The guards’ barracks were behind a wall on the opposite side of the wild animals’ cages. The arena’s horses were also there, since the sounds and smells of the larger, wild beasts frightened them. Ramasu had told Arram once that there were several gates to connect the guards’ area to the gladiators’ so there would not be a bottleneck of guards if trouble arose in the main compound.
Above it all loomed a big gate through the northern wall of the arena itself. The only openings that Arram could see were ventilation for the audience and were one hundred feet up or more. It was yet another reminder to the gladiators that there was no chance to escape. Only the gate to the arena remained to them, two leaves of locked metal a little over the height of the tallest giraffe.
The place was fairly quiet. This gate was one of iron bars.

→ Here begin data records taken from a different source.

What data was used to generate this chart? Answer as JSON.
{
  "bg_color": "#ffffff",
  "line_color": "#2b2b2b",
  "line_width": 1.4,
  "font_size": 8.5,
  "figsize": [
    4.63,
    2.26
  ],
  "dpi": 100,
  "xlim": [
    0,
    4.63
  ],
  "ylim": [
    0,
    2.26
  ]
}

Four soldiers stood guard on the ground there, as well as on the wall over it. The man in charge greeted Ramasu cheerfully and led him inside the guardhouse to sign forms. Arram accepted the reins from the master and looked around, sweating. He could hear the thwacks of wood on wood and men’s shouts from inside. He also glimpsed two women in leather shirts and very short breeches fighting with spears.
“I dunno, Blaedroy, he’s awful scrawny for the ring.” A soldier walked over to lean against Ramasu’s side of the seat. “Might make a decent meal for one of the cheetahs, though. Put her and the cubs in with him, there’s a good bit of fun.”
Arram tried to ignore the man, but Preet was having none of this. She roused from her nap on Arram’s shoulder, fluffing out all of her feathers, and told the soldier what she thought of his idea of “fun.”
“Hag’s dice, what manner of bird is that, anyway?” the other guard shouted over her noise. He was white, blond, and blue-eyed, plainly a descendant of Scanrans. “Tell it to quiet down or we’ll feed it to the lions!”
“Preet, stop,” Arram said, trying to wrap a hand around her. She batted at him with her wings, telling him in Preet that a good peck or two would teach these buffoons manners.